用于表示/分配文件中可用空间的数据结构和算法

发布于 2024-10-15 05:59:57 字数 377 浏览 2 评论 0原文

我有一个文件中有“漏洞”，想用数据填充它们；我还需要能够释放“已用”空间并腾出可用空间。

我正在考虑使用映射偏移和长度的双图。但是，如果文件中确实存在微小间隙，我不确定这是否是最好的方法。位图可以工作，但我不知道如何轻松地将其动态切换到某些空间区域。也许某种基数树是正确的选择？

无论如何，我正在了解现代文件系统设计（ZFS、HFS+、NTFS、XFS、ext...），但我发现他们的解决方案严重不足。

我的目标是节省相当多的空间（因此担心小碎片）。如果我不关心这一点，我只会选择两个展开树...一个按偏移量排序，另一个按长度排序，并按偏移量断开关系。请注意，这为您提供了工作设置时间为 log(m) 的所有操作的摊销 log(n)...非常好...但是，如前所述，不能处理有关高碎片的问题。

原文

分享到QQ

分享到微博

如果你对这篇内容有疑问，欢迎到本站社区发帖提问参与讨论，获取更多帮助，或者扫码二维码加入 Web 技术交流群。

发布评论

需要登录才能够评论，你可以免费注册一个本站的账号。

若相惜即相离 2024-10-22 05:59:57

我已经发布了可以做到这一点的商业软件。在最新的迭代中，我们最终将文件块排序为“类型”和“索引”，因此您可以读取或写入“类型为 foo 的第三个块”。该文件最终的结构如下：

1）文件头。指向主类型列表。
2）数据。每个块都有一个包含类型、索引、逻辑大小和填充大小的标头。
3) 每个给定类型的（偏移量，大小）元组数组。
4) 跟踪类型的（类型、偏移量、计数）数组。

我们定义它，使每个块都是一个原子单元。你开始写一个新的块，并在开始其他任何事情之前完成它。您还可以“设置”块的内容。开始一个新块总是附加在文件末尾，因此您可以根据需要附加任意数量，而不会造成块碎片。 “设置”一个块可以重复使用一个空块。
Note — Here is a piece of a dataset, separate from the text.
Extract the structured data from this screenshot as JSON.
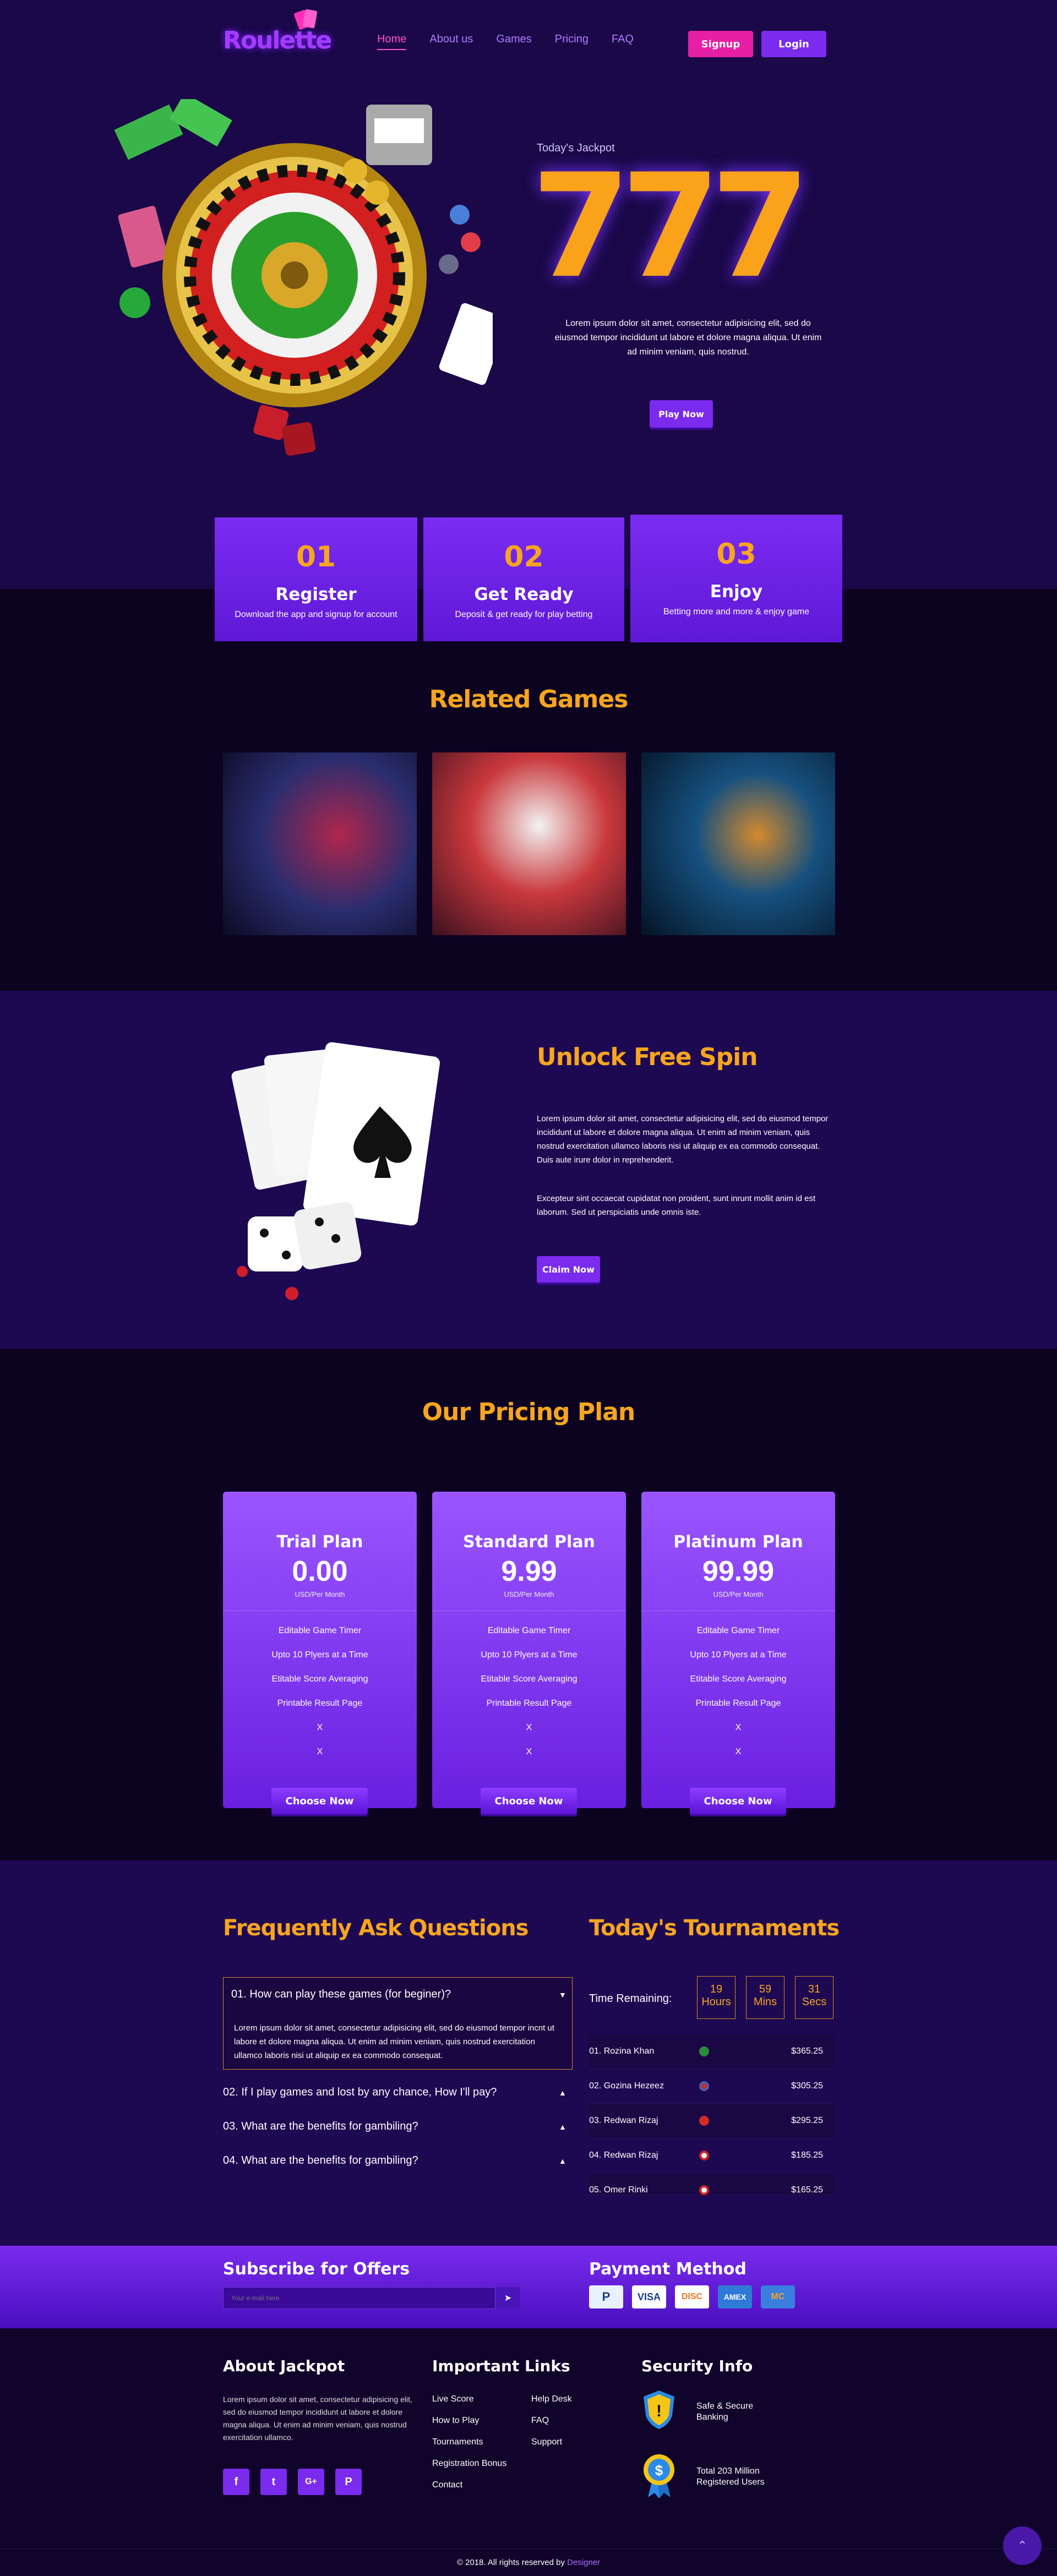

当您打开文件时，我们将所有索引加载到 RAM 中。当您刷新或关闭文件时，我们在文件末尾重写每个更改的索引，然后在文件末尾重写索引索引，然后更新前面的标头。这意味着对文件的更改都是原子的——要么提交到更新标头的位置，要么不提交。（有些系统使用相距 8 kB 的标头的两个副本来保留标头，即使磁盘扇区损坏；我们没有采取那么远）

块“类型”之一是“空闲块”。当重写更改的索引以及替换块的内容时，磁盘上的旧空间被合并到保留在空闲块数组中的空闲列表中。相邻的空闲块被合并成一个更大的块。当您“设置内容”或更新类型块索引时，会重新使用空闲块，但不会重新使用索引索引，索引索引始终是最后写入的。

因为索引始终保存在内存中，所以处理打开的文件非常快——通常只需一次读取即可获取单个块的数据（或获取用于流式传输的块的句柄）。开仓和平仓稍微复杂一些，因为它需要加载和刷新指数。如果它成为一个问题，我们可以按需加载辅助类型索引，而不是预先分摊该成本，但这对我们来说从来都不是问题。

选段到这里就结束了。